By Dustin Rowles | TV | May 21, 2025
I won’t name names here, but I happen to have a strong familiarity with the behavior of middle-school kids. The boys are largely oblivious, and aside from gaining six inches since the fifth grade, their behavior is virtually unchanged.
Middle-school girls, on the other hand, are years more mature and often behave like adults, but they haven’t yet developed a filter or restraint. When a group of them are together, they’re the best friends in the world. However, if A, B, C, D, and E are all hanging out, they’ll spend the evening talking shit about F. Later, when A is alone with F, she’ll spill everything C supposedly said, and then A and F will take something minor and twist it into the most hurtful thing C could have possibly uttered. F will swear off C for life, until the next time they’re alone together, at which point they instantly become besties again and start trashing D.
However, if any of the girls — A through F — are alone, they’ll each individually swear they’re done with drama and are focused on themselves and their homework now. At least until the next sleepover.
And the cycle repeats. Presumably until high school, when the friend pool expands and boys finally reach a comparable level of maturity and can, maybe, keep up socially. It’s exhausting, yes, but I honestly believe it’s a useful training ground for adult social dynamics, at least for those who survive it.

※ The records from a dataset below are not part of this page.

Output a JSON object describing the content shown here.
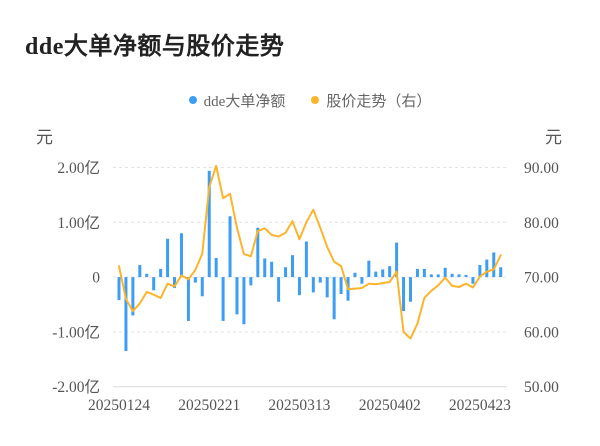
{
  "title": "dde大单净额与股价走势",
  "legend": {
    "items": [
      {
        "label": "dde大单净额",
        "color": "#3d9df2"
      },
      {
        "label": "股价走势（右）",
        "color": "#fcb42c"
      }
    ]
  },
  "left_axis": {
    "unit": "元",
    "tick_labels": [
      "2.00亿",
      "1.00亿",
      "0",
      "-1.00亿",
      "-2.00亿"
    ],
    "values": [
      2,
      1,
      0,
      -1,
      -2
    ]
  },
  "right_axis": {
    "unit": "元",
    "tick_labels": [
      "90.00",
      "80.00",
      "70.00",
      "60.00",
      "50.00"
    ],
    "values": [
      90,
      80,
      70,
      60,
      50
    ]
  },
  "x_axis": {
    "tick_labels": [
      "20250124",
      "20250221",
      "20250313",
      "20250402",
      "20250423"
    ],
    "tick_indices": [
      0,
      13,
      26,
      39,
      52
    ]
  },
  "chart_data": {
    "type": "bar+line",
    "title": "dde大单净额与股价走势",
    "x_tick_labels": [
      "20250124",
      "20250221",
      "20250313",
      "20250402",
      "20250423"
    ],
    "x_tick_indices": [
      0,
      13,
      26,
      39,
      52
    ],
    "left_ylim": [
      -2,
      2
    ],
    "left_unit": "亿元",
    "right_ylim": [
      50,
      90
    ],
    "right_unit": "元",
    "grid": "dashed",
    "legend_position": "top-center",
    "bar_series": {
      "name": "dde大单净额",
      "axis": "left",
      "unit": "亿元",
      "color": "#3d9df2",
      "values": [
        -0.42,
        -1.35,
        -0.7,
        0.22,
        0.06,
        -0.24,
        0.15,
        0.7,
        -0.2,
        0.8,
        -0.8,
        -0.1,
        -0.35,
        1.94,
        0.35,
        -0.8,
        1.11,
        -0.68,
        -0.86,
        -0.15,
        0.9,
        0.34,
        0.28,
        -0.45,
        0.18,
        0.4,
        -0.33,
        0.65,
        -0.28,
        -0.1,
        -0.37,
        -0.77,
        -0.31,
        -0.43,
        0.08,
        -0.12,
        0.3,
        0.1,
        0.14,
        0.2,
        0.63,
        -0.62,
        -0.45,
        0.15,
        0.15,
        0.05,
        0.05,
        0.17,
        0.06,
        0.05,
        0.04,
        -0.12,
        0.22,
        0.32,
        0.45,
        0.18
      ]
    },
    "line_series": {
      "name": "股价走势（右）",
      "axis": "right",
      "unit": "元",
      "color": "#fcb42c",
      "values": [
        72.0,
        66.0,
        63.8,
        65.2,
        67.3,
        66.8,
        66.2,
        68.8,
        68.3,
        70.3,
        69.6,
        71.3,
        74.3,
        86.4,
        90.3,
        84.4,
        85.2,
        79.0,
        74.2,
        73.8,
        78.4,
        78.9,
        77.7,
        77.4,
        78.1,
        80.2,
        76.9,
        80.0,
        82.3,
        79.0,
        75.5,
        72.8,
        72.0,
        67.8,
        67.9,
        68.0,
        68.8,
        68.7,
        68.9,
        69.1,
        71.0,
        60.0,
        58.8,
        61.5,
        66.2,
        67.5,
        68.5,
        69.9,
        68.4,
        68.2,
        68.8,
        68.1,
        70.1,
        71.0,
        71.4,
        74.0
      ]
    }
  },
  "colors": {
    "background": "#ffffff",
    "title_text": "#222222",
    "legend_text": "#666666",
    "axis_text": "#555555",
    "gridline": "#e3e3e3",
    "baseline": "#dcdcdc",
    "bar": "#3d9df2",
    "line": "#fcb42c"
  }
}
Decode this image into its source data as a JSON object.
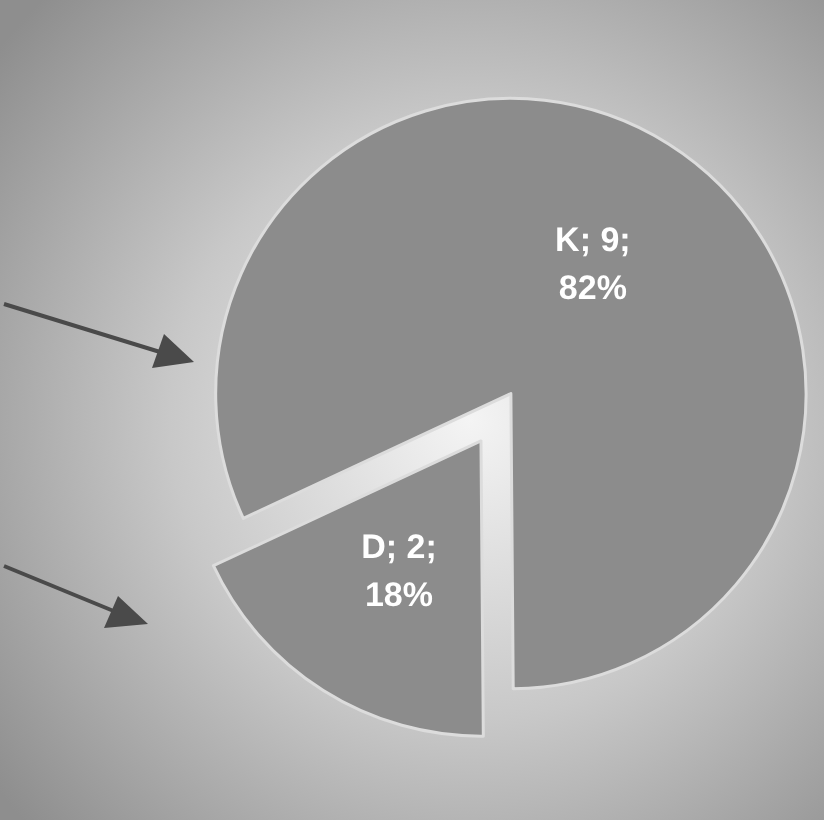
{
  "chart_data": {
    "type": "pie",
    "categories": [
      "K",
      "D"
    ],
    "values": [
      9,
      2
    ],
    "colors": [
      "#8c8c8c",
      "#8c8c8c"
    ],
    "value_labels": [
      "; 9; 82%",
      "; 2; 18%"
    ]
  }
}
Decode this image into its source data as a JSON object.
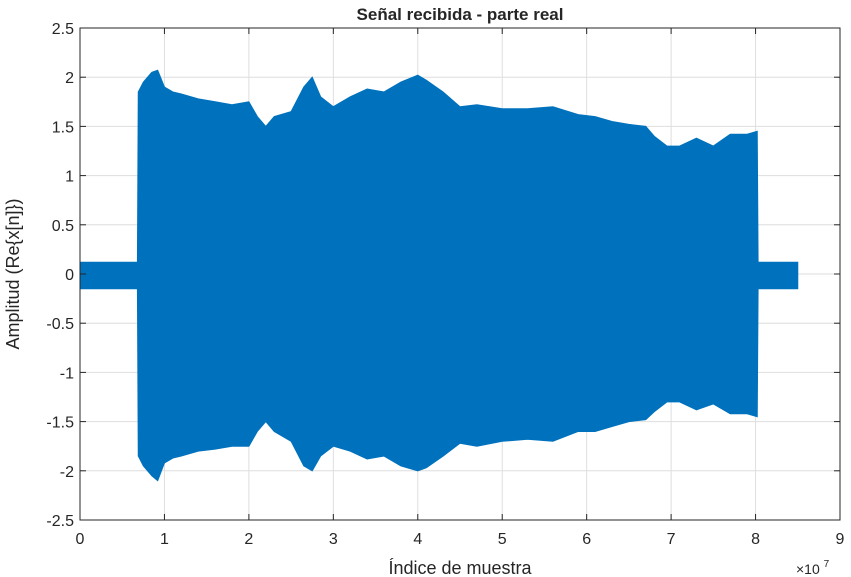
{
  "chart_data": {
    "type": "area",
    "title": "Señal recibida - parte real",
    "xlabel": "Índice de muestra",
    "ylabel": "Amplitud  (Re{x[n]})",
    "x_exponent_base": "×10",
    "x_exponent_power": "7",
    "xlim": [
      0,
      9
    ],
    "ylim": [
      -2.5,
      2.5
    ],
    "x_tick_values": [
      0,
      1,
      2,
      3,
      4,
      5,
      6,
      7,
      8,
      9
    ],
    "x_tick_labels": [
      "0",
      "1",
      "2",
      "3",
      "4",
      "5",
      "6",
      "7",
      "8",
      "9"
    ],
    "y_tick_values": [
      2.5,
      2,
      1.5,
      1,
      0.5,
      0,
      -0.5,
      -1,
      -1.5,
      -2,
      -2.5
    ],
    "y_tick_labels": [
      "2.5",
      "2",
      "1.5",
      "1",
      "0.5",
      "0",
      "-0.5",
      "-1",
      "-1.5",
      "-2",
      "-2.5"
    ],
    "grid": true,
    "series": [
      {
        "color": "#0072BD",
        "x": [
          0,
          0.68,
          0.69,
          0.75,
          0.85,
          0.92,
          1.0,
          1.1,
          1.2,
          1.4,
          1.6,
          1.8,
          2.0,
          2.1,
          2.2,
          2.3,
          2.5,
          2.65,
          2.75,
          2.85,
          3.0,
          3.2,
          3.4,
          3.6,
          3.8,
          4.0,
          4.1,
          4.3,
          4.5,
          4.7,
          5.0,
          5.3,
          5.6,
          5.9,
          6.1,
          6.3,
          6.5,
          6.7,
          6.8,
          6.95,
          7.1,
          7.3,
          7.5,
          7.7,
          7.9,
          8.02,
          8.03,
          8.5
        ],
        "envelope_upper": [
          0.12,
          0.12,
          1.85,
          1.95,
          2.05,
          2.07,
          1.9,
          1.85,
          1.83,
          1.78,
          1.75,
          1.72,
          1.75,
          1.6,
          1.5,
          1.6,
          1.65,
          1.9,
          2.0,
          1.8,
          1.7,
          1.8,
          1.88,
          1.85,
          1.95,
          2.02,
          1.97,
          1.85,
          1.7,
          1.72,
          1.68,
          1.68,
          1.7,
          1.62,
          1.6,
          1.55,
          1.52,
          1.5,
          1.4,
          1.3,
          1.3,
          1.38,
          1.3,
          1.42,
          1.42,
          1.45,
          0.12,
          0.12
        ],
        "envelope_lower": [
          -0.15,
          -0.15,
          -1.85,
          -1.95,
          -2.05,
          -2.1,
          -1.92,
          -1.87,
          -1.85,
          -1.8,
          -1.78,
          -1.75,
          -1.75,
          -1.6,
          -1.5,
          -1.6,
          -1.7,
          -1.95,
          -2.0,
          -1.85,
          -1.75,
          -1.8,
          -1.88,
          -1.85,
          -1.95,
          -2.0,
          -1.97,
          -1.85,
          -1.72,
          -1.75,
          -1.7,
          -1.68,
          -1.7,
          -1.6,
          -1.6,
          -1.55,
          -1.5,
          -1.48,
          -1.4,
          -1.3,
          -1.3,
          -1.38,
          -1.32,
          -1.42,
          -1.42,
          -1.45,
          -0.15,
          -0.15
        ]
      }
    ]
  }
}
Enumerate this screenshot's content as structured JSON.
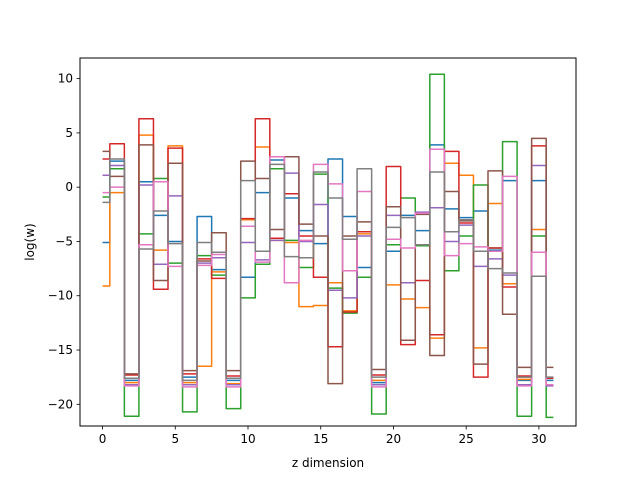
{
  "chart_data": {
    "type": "line",
    "step": "mid",
    "xlabel": "z dimension",
    "ylabel": "log(w)",
    "xlim": [
      -1.55,
      32.55
    ],
    "ylim": [
      -22.0,
      11.9
    ],
    "xticks": [
      0,
      5,
      10,
      15,
      20,
      25,
      30
    ],
    "yticks": [
      10,
      5,
      0,
      -5,
      -10,
      -15,
      -20
    ],
    "grid": false,
    "x": [
      0,
      1,
      2,
      3,
      4,
      5,
      6,
      7,
      8,
      9,
      10,
      11,
      12,
      13,
      14,
      15,
      16,
      17,
      18,
      19,
      20,
      21,
      22,
      23,
      24,
      25,
      26,
      27,
      28,
      29,
      30,
      31
    ],
    "series": [
      {
        "color": "#1f77b4",
        "values": [
          -5.1,
          2.4,
          -17.8,
          0.5,
          -2.6,
          -5.0,
          -17.5,
          -2.7,
          -7.6,
          -17.8,
          -8.3,
          -0.5,
          2.5,
          -1.0,
          -4.0,
          -5.2,
          2.6,
          -2.7,
          -7.4,
          -18.0,
          -5.9,
          -2.6,
          -4.0,
          3.9,
          -2.0,
          -2.8,
          -2.2,
          -5.8,
          0.6,
          -17.8,
          0.6,
          -17.8
        ]
      },
      {
        "color": "#ff7f0e",
        "values": [
          -9.1,
          -0.5,
          -18.0,
          4.8,
          -5.8,
          3.8,
          -18.0,
          -16.5,
          -7.8,
          -18.1,
          -3.0,
          3.7,
          -4.9,
          -5.1,
          -11.0,
          -10.9,
          -8.8,
          -11.4,
          -4.3,
          -17.8,
          -9.0,
          -10.3,
          -11.1,
          -13.9,
          2.2,
          1.1,
          -14.8,
          -1.5,
          -8.9,
          -17.7,
          -3.9,
          -18.2
        ]
      },
      {
        "color": "#2ca02c",
        "values": [
          -0.9,
          1.7,
          -21.1,
          -4.3,
          0.8,
          -7.0,
          -20.7,
          -6.3,
          -8.1,
          -20.4,
          -10.2,
          -7.1,
          1.7,
          -4.9,
          -7.4,
          1.2,
          -9.3,
          -11.6,
          -8.3,
          -20.9,
          -5.3,
          -1.0,
          -5.4,
          10.4,
          -7.7,
          -4.5,
          0.2,
          -5.6,
          4.2,
          -21.1,
          -4.5,
          -21.2
        ]
      },
      {
        "color": "#d62728",
        "values": [
          2.6,
          4.0,
          -17.3,
          6.3,
          -9.4,
          3.6,
          -17.2,
          -6.6,
          -8.4,
          -17.4,
          -2.9,
          6.3,
          -4.7,
          -0.6,
          -4.5,
          -8.3,
          -14.7,
          -11.5,
          -4.1,
          -17.3,
          1.9,
          -14.5,
          -8.6,
          -13.6,
          3.3,
          -3.3,
          -17.5,
          -5.6,
          -9.2,
          -17.4,
          3.8,
          -17.6
        ]
      },
      {
        "color": "#9467bd",
        "values": [
          1.1,
          2.0,
          -18.2,
          0.2,
          -7.1,
          -0.8,
          -18.2,
          -7.0,
          -6.5,
          -18.2,
          -5.1,
          -6.7,
          -4.9,
          1.3,
          -5.0,
          -1.6,
          -9.5,
          -10.2,
          -4.5,
          -18.2,
          -2.6,
          -8.8,
          -2.3,
          -1.9,
          -5.0,
          -3.5,
          -7.3,
          -6.6,
          -8.1,
          -18.2,
          2.0,
          -18.3
        ]
      },
      {
        "color": "#8c564b",
        "values": [
          3.3,
          1.0,
          -17.2,
          3.9,
          -8.6,
          2.2,
          -16.9,
          -6.8,
          -4.2,
          -16.9,
          2.4,
          0.8,
          -3.9,
          2.8,
          -3.4,
          -4.5,
          -18.1,
          -4.5,
          -3.2,
          -16.8,
          -1.8,
          -14.1,
          -2.5,
          -15.5,
          -0.4,
          -3.1,
          -16.3,
          1.5,
          -11.7,
          -16.6,
          4.5,
          -16.6
        ]
      },
      {
        "color": "#e377c2",
        "values": [
          -0.5,
          0.0,
          -18.3,
          -5.3,
          0.5,
          -7.3,
          -18.4,
          -7.2,
          -6.2,
          -18.4,
          -3.6,
          -6.9,
          2.8,
          -8.8,
          -4.9,
          2.1,
          0.3,
          -7.7,
          -0.4,
          -18.4,
          -4.8,
          -5.6,
          -2.4,
          3.5,
          -6.3,
          -5.2,
          -5.5,
          -5.9,
          1.0,
          -18.3,
          -6.0,
          -18.2
        ]
      },
      {
        "color": "#7f7f7f",
        "values": [
          -1.4,
          2.6,
          -17.6,
          -5.7,
          -2.2,
          -5.2,
          -17.8,
          -5.1,
          -6.0,
          -17.6,
          0.6,
          -5.9,
          2.1,
          -6.4,
          -6.5,
          1.4,
          -1.0,
          -4.8,
          1.7,
          -17.5,
          -3.7,
          -2.8,
          -5.3,
          1.4,
          -4.1,
          -3.0,
          -5.9,
          -7.5,
          -7.9,
          -17.5,
          -8.2,
          -17.5
        ]
      }
    ]
  }
}
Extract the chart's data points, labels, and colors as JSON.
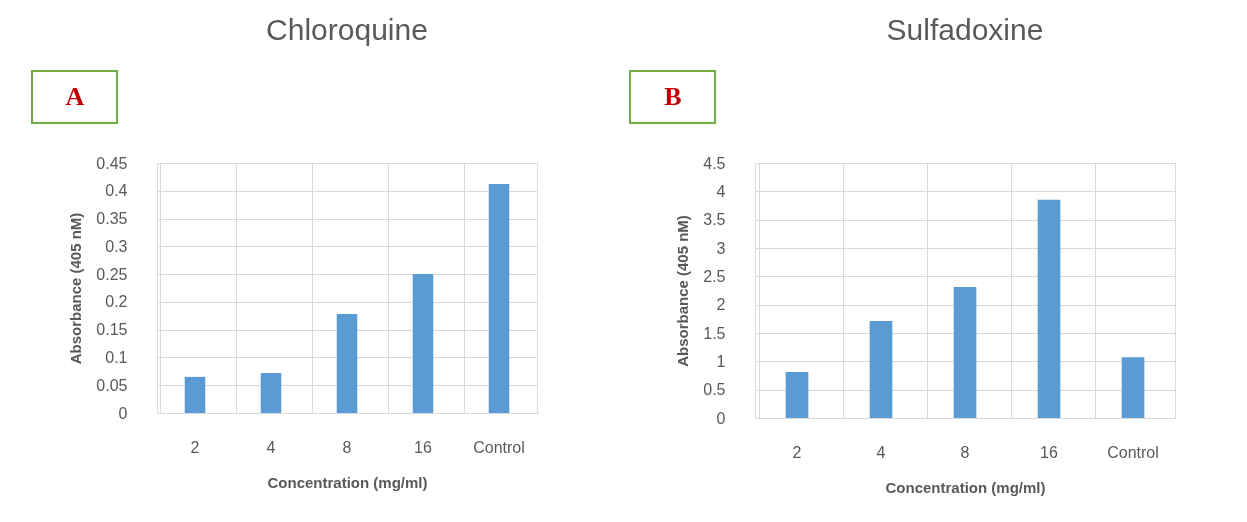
{
  "chart_data": [
    {
      "type": "bar",
      "title": "Chloroquine",
      "xlabel": "Concentration (mg/ml)",
      "ylabel": "Absorbance (405 nM)",
      "annotations": [
        "A"
      ],
      "categories": [
        "2",
        "4",
        "8",
        "16",
        "Control"
      ],
      "values": [
        0.065,
        0.072,
        0.178,
        0.25,
        0.412
      ],
      "color": "#5b9bd5",
      "ylim": [
        0,
        0.45
      ],
      "yticks": [
        {
          "value": 0,
          "label": "0"
        },
        0.05,
        0.1,
        0.15,
        0.2,
        0.25,
        0.3,
        0.35,
        0.4,
        0.45
      ],
      "grid": true
    },
    {
      "type": "bar",
      "title": "Sulfadoxine",
      "xlabel": "Concentration (mg/ml)",
      "ylabel": "Absorbance (405 nM)",
      "annotations": [
        "B"
      ],
      "categories": [
        "2",
        "4",
        "8",
        "16",
        "Control"
      ],
      "values": [
        0.81,
        1.71,
        2.31,
        3.85,
        1.07
      ],
      "color": "#5b9bd5",
      "ylim": [
        0,
        4.5
      ],
      "yticks": [
        0,
        0.5,
        1,
        1.5,
        2,
        2.5,
        3,
        3.5,
        4,
        4.5
      ],
      "grid": true
    }
  ]
}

Almost no one in The Secret Lives of Mormon Wives, however, has evolved past this stage. These women are emotionally stuck in seventh grade, and they’re terrible to each other. Worse, most of them seem completely incapable of breaking the cycle. For two seasons now, it’s been the same drama on loop — same fights, same buzzwords, same performative sob sessions, escalating into ever-higher levels of toxicity.
What’s almost impressive is how uniformly they speak in therapy-speak soundbites, drained of all meaning: They’re all “triggered.” They’re all in “trauma therapy.” No one can “trust” anyone else because of past betrayals. Everyone demands that others “take accountability.” They constantly whine about being in a “sisterhood” except that “this is not how women support other women.” They’re all about “forgiveness” and “second chances,” while simultaneously complaining that everyone else has had too many chances.
Each one is convinced she’s the most supportive friend in the group, yet also believes she’s the only one who gets no support or “validation” in return. They all insist their mission is to uplift and inspire, but all they do is tear each other to shreds.
The show itself exists only to repeatedly force these women into shared spaces — events, parties, getaways — where the same exhausting patterns play out. After two seasons, there may be one actual friendship: Mikayla and Mayci (the latter of whom may be the only non-toxic cast member). But the relationship drama is, I believe, largely organic within the show’s manufactured setups.
These women mostly despise each other, despite the “sisterhood” they constantly invoke. One woman, Demi, even tried to boot her best friend Jessi off the show to score a bigger paycheck. And yet, the fights driving this show? They’re so laughably petty.
Case in point: There’s basically a half-season arc centered on Taylor feeling devastated — devastated — because no one publicly liked her TikTok about being a presenter at the Country Music Awards. This single grievance eats up maybe two full hours of runtime.
Example 2: Taylor tells Jessi — who owns a hairstyling business — that Demi (her own best friend) said she’d never get her hair colored by Jessi. This spirals so wildly that it ends their friendship.
Taylor and Demi, the co-villains of the season (last year’s villain, Whitney, is one of the least toxic members this season), are locked in an endless tug-of-war to take control of MomTok. Each insists the other must “take accountability,” while neither ever does. Everyone on the show acts like they’ve suffered some horrific betrayal, so much so that the actual issues in their lives (crumbling marriages, cheating spouses, fertility struggles) get sidelined by performative outrage over TikTok likes.
It’s genuinely unhinged. One woman — who comes into the season as a beloved friend — gets caught in a few harmless lies (e.g., the Jen Affleck of Mormon Wives is not actually related to Ben Affleck), and the others go after her so viciously that she drops out to take care of her mental health. She’s literally suicidal, and yet some of them still claim she’s “hiding” behind her mental health struggles to avoid “accountability” for saying her husband is distantly related to a celebrity. Who fucking cares?
Awful, awful people. Conniving, greedy, self-absorbed narcissists who talk like they were raised by YouTube comments. It’s a brutal watch — bingeing it is an act of masochism — and my only real takeaway from these latest 10 episodes is this: these women need to go back to middle school and re-learn how to communicate like human beings, while the men — who get some screentime, too — are basically lost causes, jealous spiteful ex-husbands or soon-to-be ex-husbands who can’t keep their dicks in their pants no matter how much Jesus insists! And Bret, brother: We know.